Mayor interés poseen los datos referentes a los ayudantes y oficiales que empleó Juan Antonio Gutiérrez que, jerarquizados por orden de sueldo, fueron: Pedro Onofre Coll, con siete reales y medio; José Andrés y Manuel Ugarte, con cinco reales; Juan Aibar, Pedro Peiró, José Zabala, Francisco Rey y Salvador Villa, con cuatro reales; Martín de Lizarre, José Oraa, José de Aguerri, Francisco Tudela, José de la Dehesa y Manuel Abadía, con tres reales, y el joven Diego de Camporredondo, con dos y medio. Ni qué decir tiene que las especialidades de todos ellos debían de ser en una tercera parte de ensambladores y el resto tallistas, dadas las características del retablo. Algunos de aquellos nombres destacaron por sus proyectos décadas más tarde, de manera especial Pedro Onofre Coll y Diego de Camporredondo. Estos nombres y sus sueldos son excepcionales en el panorama de la documentación de retablos hispanos y se deben equiparar con lo antes comentado sobre el retablo de la Inmaculada de la catedral de Calahorra, costeado por el arcediano navarro Juan Miguel Mortela.
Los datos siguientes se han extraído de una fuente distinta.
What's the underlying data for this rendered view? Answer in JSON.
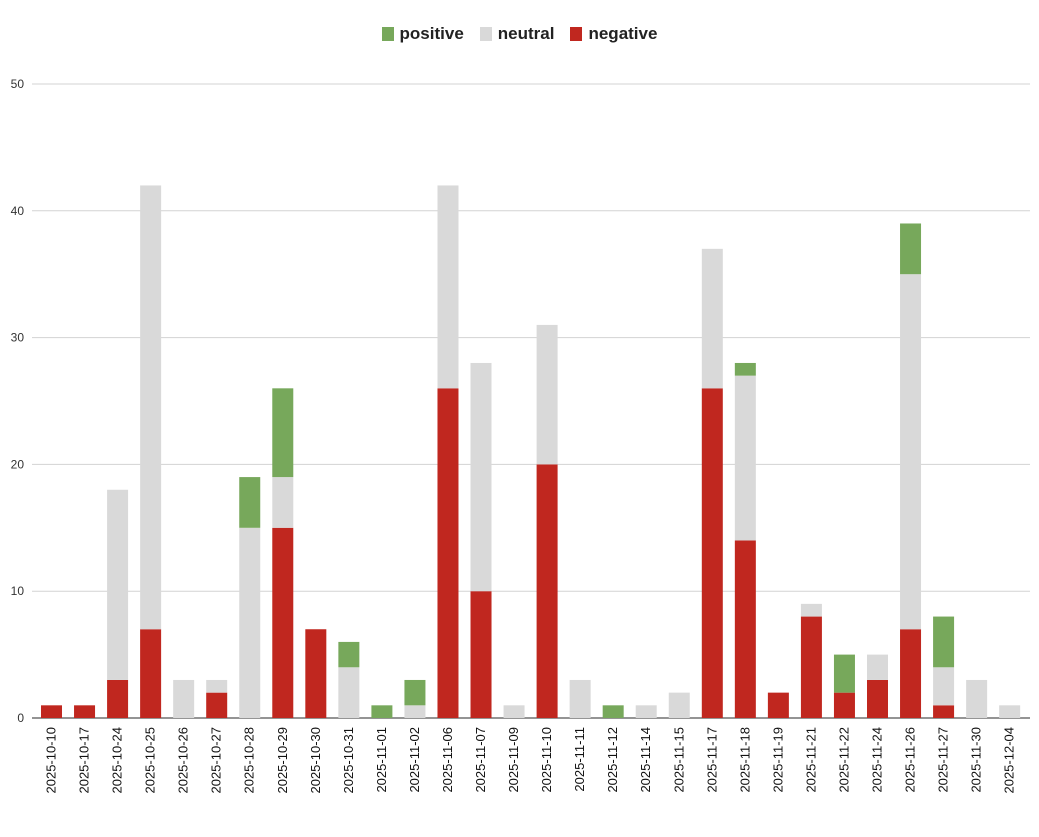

En el caso del retablo mayor de Falces, concluido muy a gusto del patronato de la villa, en 1703, sabemos que intervinieron siete oficiales de su autor, Francisco Gurrea, que recibió “cien reales de a ocho y cincuenta robos de trigo y siete oficiales suyos a cuatro pesos a cada uno”.
El proceso polícromo
La apariencia definitiva del retablo se completaba con su dorado y policromado, que costaba mucho más que la ejecución del mismo, por utilizar el oro como material. Como es sabido, las fases del proceso polícromo son cuatro y de aplicación sucesiva: aparejado, dorado, estofado y encarnación. El tiempo que mediaba entre la terminación de la obra de talla hasta la aplicación de dorado y estofado favorecía el secado de la madera, aproximadamente un año. El dorado a base de panes de oro procedente monedas y joyas, que preparaba el batihojas, se utilizaba mate o bruñido (a pulimento).
Por norma general, los retablos barrocos se policromaron con un periodo que oscilaba entre los cinco y diez años, a partir de la fecha de la conclusión de su arquitectura y escultura, con lo que podemos considerar a la obra resultante un arte unitario. Durante el Renacimiento, detalladamente estudiado por el profesor Pedro Echeverría, esta coetaneidad entre escultura y policromía resulta más excepcional por lo costoso y dilatado de las labores de estofado. En algunas ocasiones también resultaba normal que se policromasen primero el sagrario y las imágenes, para acometer más tarde el dorado de la arquitectura.
Cuando el retablo se policromó con una gran distancia de tiempo, generalmente por dificultades económicas de parroquias o conventos, la unidad artística de la pieza se resintió, ya que determinadas piezas exigen unas características propias de dorado. En estos casos se puede hablar de fusión de dos lenguajes artísticos distintos, correspondiendo a la policromía el efecto epidérmico final que, a veces, ha inducido a valoraciones equívocas sobre el retablo.